J'ai même utilisé mon rameur, sur lequel je fume habituellement des clopes plutôt que de faire du sport. Merrill m'avait dit qu'il fallait trente-cinq minutes pour commencer à ressentir les effets positifs de l'endorphine. Quel que soit le nom de ces saloperies de neurotransmetteurs, j'ai trouvé que chaque seconde de cette activité fastidieuse semblait durer 35 minutes. J'ai donc abandonné à mi-chemin du Nirvana.

J'ai demandé à mon ami Karen pourquoi elle avait arrêté de boire. « À cause de mes crises d'épilepsie », m'a-t-elle répondu. OK, c'est une bonne raison.

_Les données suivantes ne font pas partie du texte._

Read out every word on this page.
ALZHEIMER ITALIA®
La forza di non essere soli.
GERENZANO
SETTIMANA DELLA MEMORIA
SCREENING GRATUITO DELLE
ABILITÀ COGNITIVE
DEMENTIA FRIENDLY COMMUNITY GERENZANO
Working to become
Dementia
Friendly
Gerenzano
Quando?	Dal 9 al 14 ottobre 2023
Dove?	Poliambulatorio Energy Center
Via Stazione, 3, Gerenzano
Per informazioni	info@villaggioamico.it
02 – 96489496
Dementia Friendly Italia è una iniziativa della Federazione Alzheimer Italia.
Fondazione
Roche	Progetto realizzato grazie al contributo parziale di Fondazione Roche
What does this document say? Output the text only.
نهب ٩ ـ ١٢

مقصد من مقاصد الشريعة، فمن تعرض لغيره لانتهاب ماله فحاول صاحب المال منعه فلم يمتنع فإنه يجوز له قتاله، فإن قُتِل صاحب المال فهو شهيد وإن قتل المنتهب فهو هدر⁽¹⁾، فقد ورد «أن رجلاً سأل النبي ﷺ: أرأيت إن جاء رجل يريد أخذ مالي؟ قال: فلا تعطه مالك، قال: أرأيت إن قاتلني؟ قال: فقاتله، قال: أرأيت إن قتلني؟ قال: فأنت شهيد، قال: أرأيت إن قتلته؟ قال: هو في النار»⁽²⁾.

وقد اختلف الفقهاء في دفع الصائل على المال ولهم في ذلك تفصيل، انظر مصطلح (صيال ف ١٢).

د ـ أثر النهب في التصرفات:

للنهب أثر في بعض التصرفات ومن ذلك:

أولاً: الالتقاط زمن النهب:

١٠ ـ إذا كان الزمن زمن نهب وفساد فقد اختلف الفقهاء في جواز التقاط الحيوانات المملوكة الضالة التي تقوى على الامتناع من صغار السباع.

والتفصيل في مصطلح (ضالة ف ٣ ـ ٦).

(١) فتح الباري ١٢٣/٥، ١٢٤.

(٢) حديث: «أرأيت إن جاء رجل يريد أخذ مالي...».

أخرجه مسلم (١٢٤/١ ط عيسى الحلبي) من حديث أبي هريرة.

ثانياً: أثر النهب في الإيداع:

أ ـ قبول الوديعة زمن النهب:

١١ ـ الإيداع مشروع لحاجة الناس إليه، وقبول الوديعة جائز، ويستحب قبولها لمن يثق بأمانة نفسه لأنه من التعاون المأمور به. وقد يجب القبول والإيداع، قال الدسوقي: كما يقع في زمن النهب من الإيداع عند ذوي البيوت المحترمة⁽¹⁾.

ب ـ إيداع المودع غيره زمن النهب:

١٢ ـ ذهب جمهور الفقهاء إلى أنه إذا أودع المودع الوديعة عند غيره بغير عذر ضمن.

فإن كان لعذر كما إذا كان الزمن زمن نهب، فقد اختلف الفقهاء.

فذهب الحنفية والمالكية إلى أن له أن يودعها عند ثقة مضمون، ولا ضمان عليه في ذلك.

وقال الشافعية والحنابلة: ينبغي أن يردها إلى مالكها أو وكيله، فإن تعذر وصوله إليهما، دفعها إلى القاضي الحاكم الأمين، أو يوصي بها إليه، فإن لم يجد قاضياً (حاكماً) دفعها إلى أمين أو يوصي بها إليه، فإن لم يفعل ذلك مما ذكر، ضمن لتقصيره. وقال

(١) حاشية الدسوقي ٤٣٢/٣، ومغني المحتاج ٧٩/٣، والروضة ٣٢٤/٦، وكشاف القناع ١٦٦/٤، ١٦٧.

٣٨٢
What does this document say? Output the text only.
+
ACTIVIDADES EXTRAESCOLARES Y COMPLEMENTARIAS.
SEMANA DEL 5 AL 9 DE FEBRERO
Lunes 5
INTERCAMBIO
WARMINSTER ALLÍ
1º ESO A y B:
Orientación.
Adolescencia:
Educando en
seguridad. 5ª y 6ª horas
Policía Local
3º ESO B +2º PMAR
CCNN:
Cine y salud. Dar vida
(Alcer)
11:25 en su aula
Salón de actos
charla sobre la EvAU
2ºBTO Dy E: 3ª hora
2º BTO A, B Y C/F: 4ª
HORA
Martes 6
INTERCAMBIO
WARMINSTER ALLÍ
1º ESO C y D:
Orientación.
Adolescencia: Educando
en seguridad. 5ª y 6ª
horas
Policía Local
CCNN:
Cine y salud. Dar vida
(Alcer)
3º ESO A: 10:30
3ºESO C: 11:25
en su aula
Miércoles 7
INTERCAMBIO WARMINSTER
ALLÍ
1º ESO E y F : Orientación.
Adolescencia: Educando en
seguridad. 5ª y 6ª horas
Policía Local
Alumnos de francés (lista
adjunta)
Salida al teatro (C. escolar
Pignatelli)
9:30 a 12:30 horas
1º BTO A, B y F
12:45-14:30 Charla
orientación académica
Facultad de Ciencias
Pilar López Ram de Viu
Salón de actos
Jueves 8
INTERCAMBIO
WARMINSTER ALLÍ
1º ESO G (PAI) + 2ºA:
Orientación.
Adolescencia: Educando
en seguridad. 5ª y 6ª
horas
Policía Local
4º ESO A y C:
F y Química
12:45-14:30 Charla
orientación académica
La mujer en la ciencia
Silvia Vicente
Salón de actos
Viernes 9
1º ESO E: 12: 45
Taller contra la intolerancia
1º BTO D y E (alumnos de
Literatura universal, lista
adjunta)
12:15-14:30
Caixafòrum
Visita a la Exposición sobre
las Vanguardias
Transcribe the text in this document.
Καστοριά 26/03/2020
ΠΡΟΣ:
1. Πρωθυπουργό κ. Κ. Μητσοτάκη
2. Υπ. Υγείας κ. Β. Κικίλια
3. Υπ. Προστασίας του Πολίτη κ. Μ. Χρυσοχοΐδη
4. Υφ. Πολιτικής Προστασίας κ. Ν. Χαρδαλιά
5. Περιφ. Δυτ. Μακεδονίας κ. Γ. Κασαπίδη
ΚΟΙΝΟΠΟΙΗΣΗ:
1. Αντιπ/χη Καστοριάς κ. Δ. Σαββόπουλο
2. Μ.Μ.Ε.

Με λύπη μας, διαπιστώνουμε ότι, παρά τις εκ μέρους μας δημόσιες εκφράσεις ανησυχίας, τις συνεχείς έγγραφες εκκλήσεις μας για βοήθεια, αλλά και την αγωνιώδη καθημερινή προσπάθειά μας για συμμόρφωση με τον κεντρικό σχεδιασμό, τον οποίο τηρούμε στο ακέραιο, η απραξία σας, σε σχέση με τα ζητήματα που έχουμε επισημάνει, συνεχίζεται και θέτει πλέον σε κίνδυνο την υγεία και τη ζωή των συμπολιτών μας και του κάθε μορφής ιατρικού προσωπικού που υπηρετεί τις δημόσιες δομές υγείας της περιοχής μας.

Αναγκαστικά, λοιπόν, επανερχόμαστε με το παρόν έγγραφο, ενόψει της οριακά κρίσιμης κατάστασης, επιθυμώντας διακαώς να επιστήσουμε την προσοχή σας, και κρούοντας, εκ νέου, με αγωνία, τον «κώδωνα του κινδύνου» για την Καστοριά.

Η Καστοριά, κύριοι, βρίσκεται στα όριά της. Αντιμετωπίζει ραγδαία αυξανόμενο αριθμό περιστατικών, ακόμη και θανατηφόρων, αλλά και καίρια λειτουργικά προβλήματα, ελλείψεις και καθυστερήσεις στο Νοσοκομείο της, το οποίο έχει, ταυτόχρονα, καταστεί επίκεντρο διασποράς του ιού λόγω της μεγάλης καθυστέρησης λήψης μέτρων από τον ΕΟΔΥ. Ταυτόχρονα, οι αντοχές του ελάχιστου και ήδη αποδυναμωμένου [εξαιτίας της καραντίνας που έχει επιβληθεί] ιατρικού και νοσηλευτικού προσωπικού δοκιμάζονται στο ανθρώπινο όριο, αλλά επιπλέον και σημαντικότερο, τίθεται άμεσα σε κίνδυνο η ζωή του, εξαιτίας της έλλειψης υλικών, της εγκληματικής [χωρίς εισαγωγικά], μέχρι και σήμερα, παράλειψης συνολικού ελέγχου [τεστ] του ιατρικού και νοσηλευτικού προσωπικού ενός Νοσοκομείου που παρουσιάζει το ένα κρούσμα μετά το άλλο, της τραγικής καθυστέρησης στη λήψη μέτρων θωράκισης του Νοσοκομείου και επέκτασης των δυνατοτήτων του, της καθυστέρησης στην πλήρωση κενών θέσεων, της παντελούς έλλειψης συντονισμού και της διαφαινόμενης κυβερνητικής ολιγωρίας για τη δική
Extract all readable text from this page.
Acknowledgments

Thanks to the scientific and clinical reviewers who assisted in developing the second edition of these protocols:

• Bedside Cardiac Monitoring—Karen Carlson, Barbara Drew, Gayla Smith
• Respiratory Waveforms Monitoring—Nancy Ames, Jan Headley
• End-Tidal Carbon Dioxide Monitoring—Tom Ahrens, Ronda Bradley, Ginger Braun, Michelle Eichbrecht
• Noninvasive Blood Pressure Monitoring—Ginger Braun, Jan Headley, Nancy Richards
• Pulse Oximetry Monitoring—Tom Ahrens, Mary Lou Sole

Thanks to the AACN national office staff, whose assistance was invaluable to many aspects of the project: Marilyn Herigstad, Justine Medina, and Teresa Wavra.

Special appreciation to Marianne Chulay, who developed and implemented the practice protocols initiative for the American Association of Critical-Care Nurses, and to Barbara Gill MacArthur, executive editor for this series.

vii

Je n'ai jamais dû limiter ma consommation à cause de crises d'épilepsie, mais je me suis quand même tapée toute une émission rediffusée de Last Call with Carson Daly sans pouvoir changer de chaîne parce que j'étais trop bourrée. Franchement, je me demande laquelle de nous deux a vécu la pire des ivresses (en vrai, je sais très bien que c'est Karen).

On me demande fréquemment pourquoi j'ai décidé de ralentir ma consommation. «Parce que la façon dont je mène ma vie est insoutenable », ai-je rétorqué. À ce moment, beaucoup m'ont gratifié d'un regard bovin. D'autres ont aussi admiré ma capacité à tenir l'alcool ; comme si on félicitait un héroïnomane de cacher ses veines.

Depuis que j'écris sur mon problème d'alcool, j'ai reçu des douzaines d'e-mails homériques envoyés par des personnes qui elles aussi luttent contre l'alcoolisme. Leurs problèmes semblent globalement bien plus sérieux que mon penchant pour le bourbon. J'ai depuis l'impression d'être un escroc. Je ne suis pas une putain de spécialiste. Juste une ivrogne. Mais j'aime bien leur répondre, je me sens moins seule.

L'article que j'ai écrit n'était pas un appel à l'aide mais un simple constat. Ce n'était pas l'expression de ma résignation, même si je n'ai vécu que comme ça. C'était moi en train d'arrêter d'abandonner, me forçant à essayer.

Essayer est pour moi aussi bizarre que de ne pas être saoule. Je déteste essayer. Mais je suis habituée à être aigrie. C'est pour ça que vous êtes en train de me lire.